Bancs publics

En 1953, Georges Brassens chantait les amoureux « qui s’bécotent sur les bancs publics », une chanson inspirée des personnages de Peynet, alors très en vogue, et composée pour le film d’Yves Robert, « Les hommes ne pensent qu’à ça ». Et à cette époque, le poète remarquait que les passants honnêtes regardaient de travers les amoureux, parce qu’ils osaient faire en public ce qu’ils considéraient devoir être caché et réservé à l’intimité. Ils s’attiraient ainsi toute la hargne de la « Sainte Famille Machin », outrée en apparence de leur comportement, mais surtout jalouse de leur amour affiché.

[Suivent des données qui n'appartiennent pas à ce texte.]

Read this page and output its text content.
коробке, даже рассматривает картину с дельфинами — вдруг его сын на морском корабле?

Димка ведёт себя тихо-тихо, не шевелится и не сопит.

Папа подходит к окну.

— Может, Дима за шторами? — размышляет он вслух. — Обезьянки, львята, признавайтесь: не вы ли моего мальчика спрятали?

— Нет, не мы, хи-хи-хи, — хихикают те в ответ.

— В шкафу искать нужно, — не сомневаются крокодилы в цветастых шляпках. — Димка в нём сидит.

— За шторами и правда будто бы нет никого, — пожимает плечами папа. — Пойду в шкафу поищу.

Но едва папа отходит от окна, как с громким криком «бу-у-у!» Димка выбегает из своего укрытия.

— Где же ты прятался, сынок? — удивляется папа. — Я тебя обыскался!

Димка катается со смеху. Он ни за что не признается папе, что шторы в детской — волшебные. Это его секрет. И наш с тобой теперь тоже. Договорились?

En 60 ans, on a l’impression que la société s’est décoincée, et l’on imagine qu’un couple qui s’embrasse dans la rue n’attire en aucune façon l’attention de qui que ce soit. Détrompons-nous. Ce qui s’est produit samedi dernier près du centre commercial de la Part-Dieu à Lyon montre qu’une partie de la société a adopté une vision rétrograde. En effet, un couple d’une quarantaine d’années a été pris à partie à l’arrêt du bus par un groupe de jeunes qui n’appréciaient pas qu’ils s’embrassent en public. Aux insultes succèdent les menaces, au point qu’un jeune homme décide de s’interposer et de prendre la défense des innocents tourtereaux. Mal lui en prend. La dispute dégénère en bagarre, des coups sont échangés. Quand le bus arrive, le couple et son défenseur y montent sans remarquer la présence d’un de ses agresseurs. Celui-ci va frapper violemment le jeune homme à l’aide de béquilles et le laisser dans le coma avant de s’enfuir. Il est toujours dans un état grave et son agresseur a été arrêté après identification par les caméras de surveillance. C’est un mineur de 17 ans en rupture de ban familial, qui dit avoir agi par colère et esprit de vengeance.

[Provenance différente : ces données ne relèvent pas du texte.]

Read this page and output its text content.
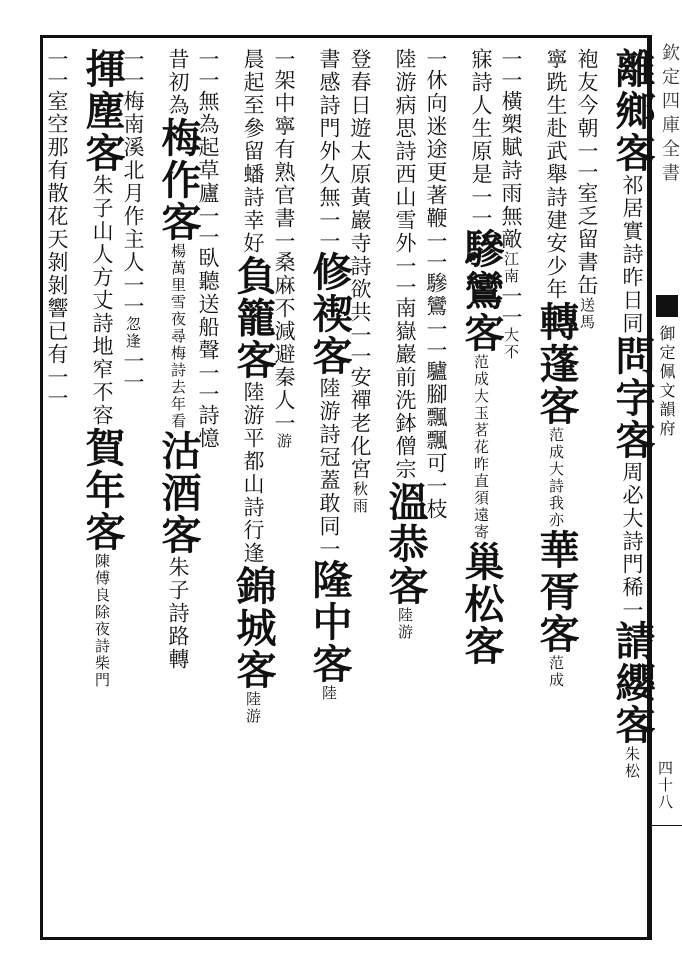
離鄉客祁居實詩昨日同問字客周必大詩門稀一請纓客朱松
袍友今朝一一室乏留書缶送馬
寧跣生赴武舉詩建安少年轉蓬客范成大詩我亦華胥客范成
一一橫槊賦詩雨無敵江南一一大不
寐詩人生原是一一驂鸞客范成大玉茗花昨直須遠寄巢松客
一休向迷途更著鞭一一驂鸞一一驢腳飄飄可一枝
陸游病思詩西山雪外一一南嶽巖前洗鉢僧宗溫恭客陸游
登春日遊太原黃巖寺詩欲共一一安禪老化宮秋雨
書感詩門外久無一一修禊客陸游詩冠蓋敢同一隆中客陸
一架中寧有熟官書一桑麻不減避秦人一游
晨起至參留蟠詩幸好負籠客陸游平都山詩行逢錦城客陸游
一一無為起草廬一一臥聽送船聲一一詩憶
昔初為梅作客楊萬里雪夜尋梅詩去年看沽酒客朱子詩路轉
一一梅南溪北月作主人一一忽逢一一
揮塵客朱子山人方丈詩地窄不容賀年客陳傅良除夜詩柴門
一一室空那有散花天剝剝響已有一一
欽定四庫全書
御定佩文韻府
四十八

J’ignore tout de ce garçon, à part qu’il vient d’une banlieue populaire de Lyon, Vaulx-en-Velin, dans laquelle de violents incidents et même des émeutes se sont déroulés en 2000 et en 2010. Cependant, je ne peux pas m’empêcher de faire un rapprochement avec les brigades des mœurs instituées dans certains pays musulmans, notamment en Iran, destinées à dénoncer tout comportement, y compris vestimentaire, non conforme à une loi islamique appliquée aveuglément. Cette composante religieuse puritaine semble avoir gagné la plupart des quartiers difficiles. Les jeunes filles en sont réduites, quand elles ne portent pas les vêtements traditionnels, à se cacher sous d’informes survêtements pour ne pas être soupçonnées d’aguicher les hommes, et il est hors de question ne serait-ce que de se tenir par la main avant le mariage. Pour moi, pourtant, les amoureux ont toujours « des petites gueules bien sympathiques », n’en déplaise aux ayatollahs.